Spesso si sottovaluta la testa, la sua intricatissima materia grigia che gli altri non vedono. Un sorriso è spesso scambiato per felicità, così come l’età.
E ci basta, e ci rasserena.

“Quella persona sta bene”, è la reazione che abbiamo, e ci basta per non preoccuparci e pensare ad altro.

Ma quante persone sorridono o fanno sorridere o non accennano ad altri gesti di rasserenamento e dentro la loro scatoletta infuriano tempeste che non notiamo?

La testa è fondamentale. Puoi essere bello, bravo, intelligente, avere grande talento, avere una vita davanti, ma se non hai la felicità in quella scatoletta nascosta da bei capelli tutto passa in secondo piano e spegni tutto, e ti senti brutto, incapace, sfortunato, diverso, non uguale, attorcigliato, senza mezzi, tagliato fuori: una colonna che di colpo si sfarina di fronte a un problema serio di salute o di fronte ad altro che giudichiamo ancora più serio anche se non lo è.

Ed è in questi spegnimenti che si dovrebbero accendere le luci di emergenza, che possono essere dentro di noi o dentro altri, luci che dovrebbero illuminare un sentiero che deve condurre ad aprire la porta di un professionista, di chi ha studiato materia grigia e attorcigliamenti, senza vergogna: uno psicologo, uno psicoterapeuta, preparati, certificati, seri, specializzati per sciogliere quel particolare groviglio perché i grovigli non sono tutti uguali.

No pericolosi guru o facili scorciatoie o video tutorial.

Siamo esseri fragili, fragilissimi e basta un niente per romperci, a qualsiasi età, specialmente nella delicatissima età della maturazione.

Un aiuto è decisivo per riparare la lesione, il guasto, il cortocircuito e risalire e risentirci di nuovo dentro l’esistenza, partecipi, vivi, con la nostra unicità, con la nostra voce, con le nostre cose da dire e da fare, con la nostra accecante bellezza.
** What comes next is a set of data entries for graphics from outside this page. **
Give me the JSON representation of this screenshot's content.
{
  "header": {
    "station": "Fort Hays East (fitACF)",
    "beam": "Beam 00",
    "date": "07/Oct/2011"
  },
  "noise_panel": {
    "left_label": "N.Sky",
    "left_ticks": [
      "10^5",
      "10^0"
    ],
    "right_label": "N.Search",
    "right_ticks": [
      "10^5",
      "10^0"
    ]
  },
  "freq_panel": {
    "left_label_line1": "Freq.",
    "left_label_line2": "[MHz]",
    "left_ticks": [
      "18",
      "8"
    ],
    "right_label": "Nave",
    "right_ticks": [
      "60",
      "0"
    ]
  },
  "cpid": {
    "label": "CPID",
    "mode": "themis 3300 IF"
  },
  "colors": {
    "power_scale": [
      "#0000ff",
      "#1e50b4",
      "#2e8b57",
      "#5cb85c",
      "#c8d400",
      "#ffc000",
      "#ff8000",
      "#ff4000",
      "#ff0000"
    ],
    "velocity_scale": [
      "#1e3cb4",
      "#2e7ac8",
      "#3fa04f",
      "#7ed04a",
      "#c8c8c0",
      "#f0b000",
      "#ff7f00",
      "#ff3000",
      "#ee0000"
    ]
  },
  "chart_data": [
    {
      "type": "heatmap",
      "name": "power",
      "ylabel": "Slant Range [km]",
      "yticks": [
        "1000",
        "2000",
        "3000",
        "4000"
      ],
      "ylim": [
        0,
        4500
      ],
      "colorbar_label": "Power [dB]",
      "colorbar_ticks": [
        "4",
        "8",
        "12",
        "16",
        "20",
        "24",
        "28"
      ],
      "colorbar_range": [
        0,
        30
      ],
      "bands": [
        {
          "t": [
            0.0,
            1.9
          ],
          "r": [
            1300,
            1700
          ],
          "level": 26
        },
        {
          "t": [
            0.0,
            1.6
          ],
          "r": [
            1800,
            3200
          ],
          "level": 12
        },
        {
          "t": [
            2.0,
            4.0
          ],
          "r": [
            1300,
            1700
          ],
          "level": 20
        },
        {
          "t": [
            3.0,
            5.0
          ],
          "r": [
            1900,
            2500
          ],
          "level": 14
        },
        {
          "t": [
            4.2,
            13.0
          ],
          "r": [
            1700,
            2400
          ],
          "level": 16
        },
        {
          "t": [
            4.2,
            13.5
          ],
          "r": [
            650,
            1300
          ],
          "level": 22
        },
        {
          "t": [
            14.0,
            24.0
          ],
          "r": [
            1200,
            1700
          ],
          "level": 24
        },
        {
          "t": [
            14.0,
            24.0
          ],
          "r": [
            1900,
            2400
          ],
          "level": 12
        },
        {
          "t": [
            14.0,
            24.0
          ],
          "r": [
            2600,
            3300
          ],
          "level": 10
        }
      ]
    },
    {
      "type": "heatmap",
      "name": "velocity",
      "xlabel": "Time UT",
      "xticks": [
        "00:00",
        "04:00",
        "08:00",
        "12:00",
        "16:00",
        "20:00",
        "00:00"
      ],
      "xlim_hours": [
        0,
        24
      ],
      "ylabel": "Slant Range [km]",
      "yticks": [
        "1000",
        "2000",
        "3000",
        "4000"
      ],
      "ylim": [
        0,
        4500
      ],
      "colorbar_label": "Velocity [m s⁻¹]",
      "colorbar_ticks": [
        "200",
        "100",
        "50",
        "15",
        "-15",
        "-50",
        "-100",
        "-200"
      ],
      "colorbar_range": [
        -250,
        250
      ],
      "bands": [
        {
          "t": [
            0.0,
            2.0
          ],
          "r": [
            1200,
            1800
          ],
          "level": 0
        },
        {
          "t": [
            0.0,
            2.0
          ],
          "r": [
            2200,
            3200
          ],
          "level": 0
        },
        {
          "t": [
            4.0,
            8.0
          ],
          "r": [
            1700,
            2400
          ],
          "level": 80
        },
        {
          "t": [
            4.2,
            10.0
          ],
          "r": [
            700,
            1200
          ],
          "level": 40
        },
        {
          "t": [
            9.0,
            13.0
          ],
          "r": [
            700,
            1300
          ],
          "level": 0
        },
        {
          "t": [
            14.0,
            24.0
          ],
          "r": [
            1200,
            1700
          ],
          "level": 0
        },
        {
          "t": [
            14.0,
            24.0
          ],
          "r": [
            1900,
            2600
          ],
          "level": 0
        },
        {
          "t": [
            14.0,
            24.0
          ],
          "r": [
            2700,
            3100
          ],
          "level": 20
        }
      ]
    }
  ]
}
Da soli è molto difficile. Da soli la strada è molto lunga e anche pesante. Perché da soli non ci possiamo capire e non possiamo sprecare una vita per capirci e per brillare. Piange il cuore quando vedi certi occhi che dovrebbero essere dei fari così luminosi da fendere il buio di ogni notte e arrivare all’orizzonte. E invece … basta un attimo!

Il primo passo è prendere coscienza che abbiamo bisogno e farci aiutare, perché siamo esseri riparabili.